Economic theories show that the direction and magnitude of the fluctuations of economic variables depend on the type and magnitude of the shocks they are faced with. Various reasons are noted for fluctuations in demands for imports, including productivity shocks. Accordingly, this research was aimed at identifying the effects of Total Factor Productivity (TFP) shocks of the agricultural sector on the demand for agricultural imports during the period 1982-2014. These shocks were divided by the Blanchard-Quah technique into two groups: permanent and temporary. Then, the effects of shocks on agricultural imports were studied by the Structural Vector Auto Regression (SVAR) Method. The results showed that, in the short and longrun, temporary and permanent TFP shocks of the agricultural sector have had a significant effect on the demand for agricultural imports, and the effect of temporary shocks was stronger than the effect of permanent ones. Therefore, if the policymakers seek to reduce the demand for agricultural imports, the agricultural TFP must continuously be incremented.
- There is reverse relationship between demand for imports and TFP in the agriculturalsector.

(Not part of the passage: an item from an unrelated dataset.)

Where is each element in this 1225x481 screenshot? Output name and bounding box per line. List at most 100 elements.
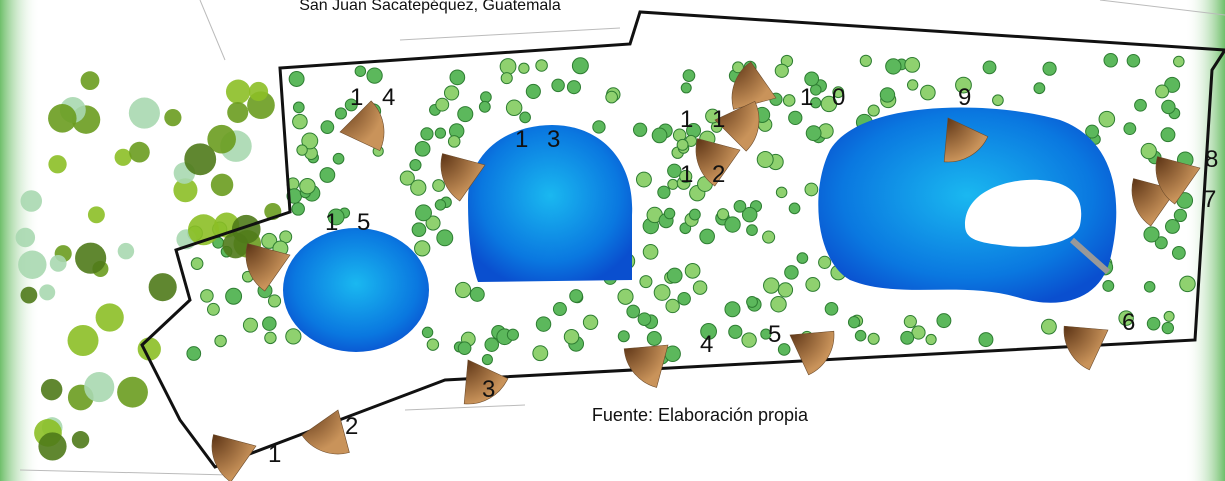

- The primary downward response of imports to the permanent shock of TFP reached a new level of equilibrium after 19 periods (a little upper than 0).
- The initial upward response of imports is in relation to the temporary shock of TFP is rapidly reduced to zero after 10 periods and fluctuates around it.
- Fluctuations in imports are mainly explained by temporary shocks of productivity, and long-run shocks contribution is small.